Westword Misses the Point of the L Line

Photo: David Sachs
Photo: David Sachs

On Monday, Westword ran a piece by reporter Teague Bohlen trashing RTD over the new L Line and its impact on service. It’s good to have your eyes peeled for backdoor service reductions, but this isn’t one of them: The L Line service pattern should make Denver’s light rail system more reliable for all riders.

The reason the L Line was split off from the D Line is all about reliability, as Streetsblog reported last week. Northbound D trains were causing cascading delays throughout the system because they had to wait for southbound D trains to clear a one-track section. The L Line’s simpler route will help prevent those bottlenecks.

But Bohlen didn’t even mention the single-track section along Welton Street that was knotting up the D Line and causing delays to ripple out to other lines. With the L Line preventing those delays, riders who use the downtown loop now stand to save time.

Technically, Westword’s headline — “RTD Reduces Light Rail Service to Five Points and Beyond” — isn’t wrong. The L stops running about an hour before the old D did because RTD must funnel limited resources to routes with the highest ridership. About 20 to 30 people will be negatively affected daily, RTD rail service planner Eric Miller told Streetsblog. But the shorter service hours weren’t even the basis for Bohlen’s assertion that service will get worse — he didn’t touch on that at all.

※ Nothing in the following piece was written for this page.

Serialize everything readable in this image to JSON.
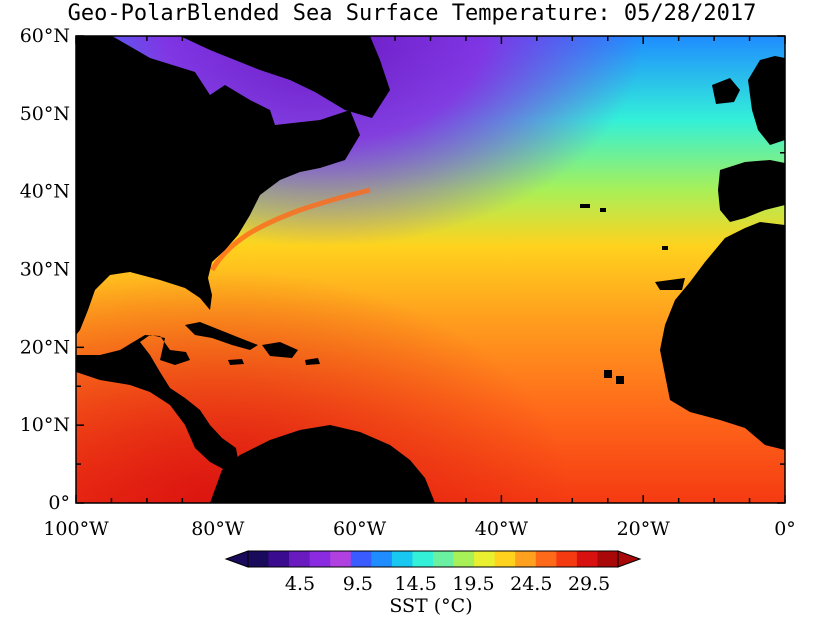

Instead, Bohlen calls the change “bewildering” and “short-sighted” because L riders now have to transfer if they’re traveling between 30th and Downing and stations south of 16th Street. These riders, he claims, will lose “well over three days of their lives” each year, but his arguments don’t hold up.

L riders will usually wait three to six minutes to connect to D trains, Miller told Streetsblog. (This information is also contained in publicly available RTD schedules.) But Bohlen posits that passengers will be delayed “maybe 10 minutes” each way. “Get off the train, maybe walk a block to where you can catch the next train, make sure to keep your transfer ticket, swipe it at that next stop, get on that train, keep going,” Bohlen imagines.

It’s a sentence loaded with wrong: Passengers don’t have to walk anywhere — the L, D, F, and H lines all serve the same stations in question. Bohlen should know this, because in 2016 he told us all how often he takes the D from 30th and Downing. Also, swiping a “transfer ticket” is not a thing on RTD light rail.

Later in the piece, Bohlen evokes redlining, or government sanctioned racial discrimination, because Five Points is a historically black neighborhood. He asserts that “reductions in service like this one invoke those uninvited ghosts all over again.” It’s an irresponsible statement, to say the least, given the systemic benefits of improved reliability that the L Line is supposed to deliver.

If the new service works as planned, trip times will be more predictable and riders — including L train riders who have to make transfers — won’t have to deal with as many aggravating unplanned delays as they do today.

RTD has a lot of problems. It lacks the resources to operate as much service as Denver needs, and its governance structure favors car-centric suburbs over the city.

The decision to split off the L Line from the D Line is not one of those problems — in fact it’s a pretty clear case of agency staff taking initiative to make things better for riders. Miller said he’d been trying to fix the delays caused by the one-track section on Welton for more than five years! If anything, the question should be what took RTD so long to do something.

If we want better transit service in Denver, we need to generate pressure in the right places. Instead of ragging on service planners for doing their job well, let’s hold Mayor Hancock’s feet to the fire to deliver the transit improvements Denver residents desperately need: funding for more Denver-centric RTD service, transit priority at intersections so riders don’t lose so much time at red lights, and more dedicated right of way on our streets to speed up buses and trains.